There’s this girl — I’ll call her Ornela — and I don’t even know how to describe what we are anymore. We’ve been stuck in this on-and-off situationship for months. I’m deeply in love with her. Like, she’s everything to me. I haven’t talked to other girls, haven’t entertained anyone else, I literally have no other source of emotional connection except her.
She’s beautiful, chaotic, random. A true party girl. She loves to go out, have fun, stay up late. Sometimes she’s sweet and loving, other times she’s completely cold. The best way I can describe it is that she’s emotionally unpredictable — like one day she’ll say “we could make this work,” and then disappear the next. I never know which version of her I’m going to get.
She’s cheated on me in the past — and when I confronted her, she said it “didn’t count” because we weren’t officially together. That absolutely broke me, but I stayed. I always stay.
I give her money. I gift her things. I show up for her when no one else does. She even cried to me recently about something serious and told me I didn’t care — but I did. I always care.

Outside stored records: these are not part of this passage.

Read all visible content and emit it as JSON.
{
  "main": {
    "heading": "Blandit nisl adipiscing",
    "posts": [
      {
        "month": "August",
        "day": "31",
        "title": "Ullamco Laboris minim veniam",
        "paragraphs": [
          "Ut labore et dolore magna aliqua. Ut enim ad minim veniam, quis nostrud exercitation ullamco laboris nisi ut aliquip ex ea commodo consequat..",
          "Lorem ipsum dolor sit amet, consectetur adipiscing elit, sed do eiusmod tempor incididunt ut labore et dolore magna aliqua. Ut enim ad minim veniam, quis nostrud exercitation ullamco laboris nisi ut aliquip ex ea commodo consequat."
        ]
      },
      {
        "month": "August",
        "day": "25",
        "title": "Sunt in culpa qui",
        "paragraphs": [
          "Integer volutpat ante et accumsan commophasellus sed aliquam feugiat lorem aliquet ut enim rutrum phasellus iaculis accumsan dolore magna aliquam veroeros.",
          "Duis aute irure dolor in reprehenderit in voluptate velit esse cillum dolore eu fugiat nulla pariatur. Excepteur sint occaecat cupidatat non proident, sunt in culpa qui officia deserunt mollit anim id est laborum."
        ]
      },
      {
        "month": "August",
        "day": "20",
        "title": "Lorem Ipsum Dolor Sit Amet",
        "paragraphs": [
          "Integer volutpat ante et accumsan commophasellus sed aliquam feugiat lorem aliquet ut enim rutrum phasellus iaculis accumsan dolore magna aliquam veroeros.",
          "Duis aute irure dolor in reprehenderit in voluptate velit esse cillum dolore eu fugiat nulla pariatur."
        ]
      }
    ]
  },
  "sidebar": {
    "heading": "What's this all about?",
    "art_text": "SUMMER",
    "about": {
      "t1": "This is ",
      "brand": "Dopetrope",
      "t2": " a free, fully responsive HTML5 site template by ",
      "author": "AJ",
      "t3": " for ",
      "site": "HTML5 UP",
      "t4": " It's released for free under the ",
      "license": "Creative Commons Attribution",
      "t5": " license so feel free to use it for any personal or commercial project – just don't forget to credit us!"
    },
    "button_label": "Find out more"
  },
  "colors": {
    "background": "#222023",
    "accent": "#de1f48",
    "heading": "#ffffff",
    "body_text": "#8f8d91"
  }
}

But when I try to get closer, she pushes me away. It’s like she wants to keep me close emotionally when she’s feeling low, but once she gets her energy back, she runs right back into the nightlife, partying, and talking to other guys. When I try to make plans with her, she’ll flake last minute. Then I’ll see her out on Snapchat partying or with people she told me not to worry about. She calls me when she needs comfort, but doesn’t show up when I need the same.
Recently, something happened that messed me up bad. She asked me “where are you” in this panicked, rushed tone, like she was checking up on me. Then she said “I don’t believe you’re home.” When I proved I was, she just flipped the conversation and then ghosted. I started calling her — way too much, I know — because it triggered this insane spiral in my head. Then I messaged her:
“I asked if I could trust you. You said I could. I guess sometimes you just have to be the bigger person.”
Still no response.
I don’t know what’s going on anymore. I’m stuck between feeling like I’ve been used emotionally, and still holding onto the moments when she made me feel like I mattered. I feel like she’s doing things behind my back, maybe even with my friend, and it’s destroying me. But I also know I’m not thinking clearly — I’m in too deep. I’d give her the world, but I don’t even think she wants anything real with me.
What do I do? How do I stop loving someone who feels like home and hell at the same time?
Please be brutally honest with me.
TL;DR:
I’m in love with a girl who’s emotionally unpredictable. She’s cheated, ghosted, used me for comfort and gifts, and constantly sends mixed signals. I always show up for her, but she disappears when I need her most. I feel like I’m being used, but I can’t let go. I don’t know if this is love or emotional addiction. I need honest advice.